YourLocalAISHWorker
Q: What do a prostitute and a vacuum have in common?
A: If they stop sucking, you can smack them until they start again.
Q: What's a conspiracy theorist's favorite letter? A: Q.
Who needs dating apps when you have family reunions?
Your gene pool is so shallow, you could break your neck diving in.
Q. Why aren't emo jokes funny? A. They always seem to cut a little too close.
I tried to get into an emo bar, but I didn't make the cut.
Emos They're always a cut above the rest.
If you think Tracy Latimer's murder was in any way justified, put on your helmet 'cause you're about to miss the short bus.
Did you know Disney is making a movie for suicidal people?
They're calling it Finding Emo.
I'd tell a slavery joke but they've been flogged to death.
Q. What do ghosts do when they get hurt?
A. They call an AmBOOlance.
My mom asked, "Why are you so depressed? It could be worse. You could be Tracy Latimer."
I replied, "I wish I were Tracy Latimer because then someone would kill me."
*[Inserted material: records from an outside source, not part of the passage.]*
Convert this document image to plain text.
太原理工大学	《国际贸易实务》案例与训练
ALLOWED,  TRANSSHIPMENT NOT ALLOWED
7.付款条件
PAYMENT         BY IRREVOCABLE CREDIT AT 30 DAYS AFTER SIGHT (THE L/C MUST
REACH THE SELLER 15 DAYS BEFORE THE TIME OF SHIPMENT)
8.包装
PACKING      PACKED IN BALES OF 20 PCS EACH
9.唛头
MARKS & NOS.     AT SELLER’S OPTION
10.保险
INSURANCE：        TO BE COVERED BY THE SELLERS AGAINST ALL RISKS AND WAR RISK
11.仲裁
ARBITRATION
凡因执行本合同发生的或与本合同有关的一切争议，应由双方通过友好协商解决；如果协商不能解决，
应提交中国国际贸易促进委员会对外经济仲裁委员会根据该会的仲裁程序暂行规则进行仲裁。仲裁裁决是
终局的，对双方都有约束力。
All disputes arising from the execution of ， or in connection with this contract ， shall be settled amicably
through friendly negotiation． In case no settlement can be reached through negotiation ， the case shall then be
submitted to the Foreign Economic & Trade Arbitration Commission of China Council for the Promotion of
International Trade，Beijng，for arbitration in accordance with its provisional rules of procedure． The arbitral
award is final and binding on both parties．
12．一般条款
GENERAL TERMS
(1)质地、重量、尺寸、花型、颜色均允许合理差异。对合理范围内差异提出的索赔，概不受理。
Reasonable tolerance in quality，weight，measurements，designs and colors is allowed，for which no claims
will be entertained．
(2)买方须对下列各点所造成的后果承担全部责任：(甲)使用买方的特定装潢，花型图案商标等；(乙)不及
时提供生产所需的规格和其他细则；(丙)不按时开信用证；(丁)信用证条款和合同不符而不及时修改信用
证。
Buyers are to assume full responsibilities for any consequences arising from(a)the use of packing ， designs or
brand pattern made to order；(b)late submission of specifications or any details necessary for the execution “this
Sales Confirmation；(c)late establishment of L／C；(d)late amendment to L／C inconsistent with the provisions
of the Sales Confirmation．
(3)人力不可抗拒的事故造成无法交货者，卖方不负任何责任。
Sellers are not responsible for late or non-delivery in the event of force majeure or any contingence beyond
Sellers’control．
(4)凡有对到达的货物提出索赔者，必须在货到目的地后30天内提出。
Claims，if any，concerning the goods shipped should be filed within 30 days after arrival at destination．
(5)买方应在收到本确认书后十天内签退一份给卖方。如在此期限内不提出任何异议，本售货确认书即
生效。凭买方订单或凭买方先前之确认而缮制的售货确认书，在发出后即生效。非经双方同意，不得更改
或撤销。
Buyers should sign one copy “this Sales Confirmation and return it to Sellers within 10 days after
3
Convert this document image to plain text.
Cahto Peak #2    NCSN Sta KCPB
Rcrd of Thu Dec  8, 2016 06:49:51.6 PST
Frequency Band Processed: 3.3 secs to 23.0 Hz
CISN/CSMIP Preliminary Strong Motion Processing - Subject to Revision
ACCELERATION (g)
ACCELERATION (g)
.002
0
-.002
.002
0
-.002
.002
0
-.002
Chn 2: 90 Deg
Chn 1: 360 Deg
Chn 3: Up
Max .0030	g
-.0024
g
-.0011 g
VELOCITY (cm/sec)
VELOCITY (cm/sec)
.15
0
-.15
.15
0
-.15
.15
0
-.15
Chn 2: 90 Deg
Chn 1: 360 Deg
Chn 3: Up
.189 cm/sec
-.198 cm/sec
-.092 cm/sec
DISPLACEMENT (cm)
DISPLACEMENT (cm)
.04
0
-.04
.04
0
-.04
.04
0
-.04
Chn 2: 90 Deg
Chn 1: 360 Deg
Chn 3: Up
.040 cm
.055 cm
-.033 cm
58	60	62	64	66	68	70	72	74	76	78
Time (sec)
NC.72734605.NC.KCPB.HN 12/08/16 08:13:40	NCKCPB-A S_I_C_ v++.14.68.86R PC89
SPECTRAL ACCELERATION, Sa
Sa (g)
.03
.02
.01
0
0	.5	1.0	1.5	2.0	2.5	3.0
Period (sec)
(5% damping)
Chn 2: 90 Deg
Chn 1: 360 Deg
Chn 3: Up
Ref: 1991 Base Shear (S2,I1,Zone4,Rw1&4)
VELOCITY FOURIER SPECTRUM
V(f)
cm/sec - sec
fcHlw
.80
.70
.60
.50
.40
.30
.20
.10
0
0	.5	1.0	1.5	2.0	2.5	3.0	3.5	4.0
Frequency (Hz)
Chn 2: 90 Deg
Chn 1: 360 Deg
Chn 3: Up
Q. What's the difference between an abortion clinic and Ubereats? Abortion clinics don't do deliveries.
Abortion isn't murder, it's more like backspacing a typo.
What's the most embarrassing thing about locking your keys in the car outside a pregnancy care center?
Having to go inside and ask for a coat hanger.
I wasn't going to tell another emo joke, but I didn't want to leave anyone hanging.
I'm gonna open up a bar for emos.
I think I'll call it "The Cutting Board."
Some people think emo jokes are funny but I think it can cut both ways.